Is broadcasting something you've thought about for a while as your future role?
It's definitely something I want to do down the line. I've played basketball for so long, so I've just been exploring my options. I had a good time doing some in-studio work for NBA TV; I had a lot of fun. I had a chance to do the 2006 World Championships and it was really exciting and challenging. I'm ready for the next chapter in my book.


"I thought, 'Oh, how hard is it to sit and watch and talk about the game?' but it was definitely a lot more challenging than I anticipated."
D. Clarke Evans/NBAE/Getty
What was it like working as a color analyst for a few games during the World Championships?
It wasn't exactly what I expected. I didn't know what to expect. First of all, we were in the studio acting like we were in Brazil. That was a challenge because it was my first time. I was told it's a lot easier at the game because you feel the emotion of the game, you're in the game, you're seeing exactly what's going on. In the studio, sometimes the replays weren't right. There were a lot of technical errors. It was a challenge. It was a lot harder than I thought it would be. I thought, 'Oh, how hard is it to sit and watch and talk about the game?' but it was definitely a lot more challenging than I anticipated.

Did it open your eyes to things you hadn't thought about as a player?
Yeah, you don't think about half of it. I never knew that there were certain times the analyst was supposed to talk and certain times you're not. You don't think about those things as a player. You always think you sit there and talk about the game and what's going on, but it's totally different. I have much more respect for this side of things now than I had as a player.

How much did you want this position in particular?
Not until the playoffs last season did I know that there was a possibility this position would be open. It wasn't something I considered before. When I heard there was an opening, I love the Storm, I loved being a part of the Storm was there, I just thought this could be a great opportunity for me to get some experience, be with the team I love and the organization I've been a part of. I thought this was a great opportunity so I should go for it.

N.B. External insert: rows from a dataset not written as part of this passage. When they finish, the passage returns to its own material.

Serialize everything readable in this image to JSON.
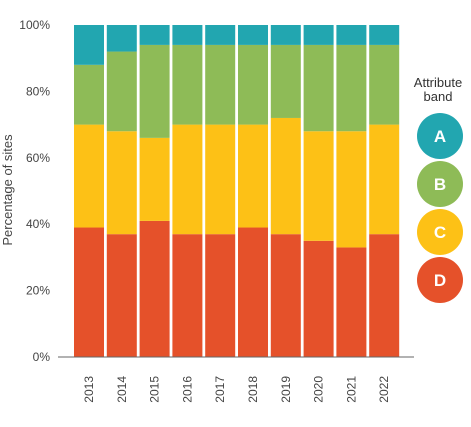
{
  "chart_data": {
    "type": "bar",
    "stacked": true,
    "categories": [
      "2013",
      "2014",
      "2015",
      "2016",
      "2017",
      "2018",
      "2019",
      "2020",
      "2021",
      "2022"
    ],
    "series": [
      {
        "name": "D",
        "color": "#e5512a",
        "values": [
          39,
          37,
          41,
          37,
          37,
          39,
          37,
          35,
          33,
          37
        ]
      },
      {
        "name": "C",
        "color": "#fdc116",
        "values": [
          31,
          31,
          25,
          33,
          33,
          31,
          35,
          33,
          35,
          33
        ]
      },
      {
        "name": "B",
        "color": "#8ebb57",
        "values": [
          18,
          24,
          28,
          24,
          24,
          24,
          22,
          26,
          26,
          24
        ]
      },
      {
        "name": "A",
        "color": "#22a6b0",
        "values": [
          12,
          8,
          6,
          6,
          6,
          6,
          6,
          6,
          6,
          6
        ]
      }
    ],
    "ylabel": "Percentage of sites",
    "ylim": [
      0,
      100
    ],
    "yticks": [
      "0%",
      "20%",
      "40%",
      "60%",
      "80%",
      "100%"
    ],
    "legend": {
      "title_lines": [
        "Attribute",
        "band"
      ],
      "placement": "right"
    },
    "grid": false
  }
}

How does your experience playing for Anne Donovan and with many of the Storm's players help you in this role?
That's definitely going to be one of my strengths, because I have played with or against most of the players in the WNBA. Even overseas, I'm still playing against a lot of them. Playing for Anne Donovan, there's a lot of plays I know, I know her style, I know how the practices go, I know what she looks for conceptually from her team. Also, I know so many of the players - a lot of them on a personal level. I'm able to get through to the fans how this person is off the court, so they can get to know the player a little better. Then it's easy for me to interview Tully (Bevilaqua) on the road, or Cheryl, I've played with her this off-season. I've practiced with her every day and watched her get better, so me talking about what she brings from playing with her, it's just a different perspective.

How much is reconnecting with Storm fans a part of your excitement?
Well, Storm fans are the best fans in the WNBA. I've been a part of something like five organizations, and there is no fans and no organization like the Storm. I'm just excited to be a part of that. I think there is already so much enthusiasm and excitement amongst Storm fans. I think me being a former player is going to add to that, because they know that I know and have played against a lot of these players.

Are you able to increase your work with your foundation, Adia's Dreams in Action, in this new position?
It's going to help me a lot, because I've been gone. I've been in Russia, California; I've been away for a while. I haven't been as active as I wanted to be. Now I'm going to have the time to start doing more things again in Seattle. I started something great. I was the first player there to start a foundation; some of the things I implemented as a player, Simone (Edwards) and Betty (Lennox), they're still doing similar programs. I think it's great for me to be back and give to the community. That was a huge part of what I gave as a player, so I'm going to continue to do that on this level for sure.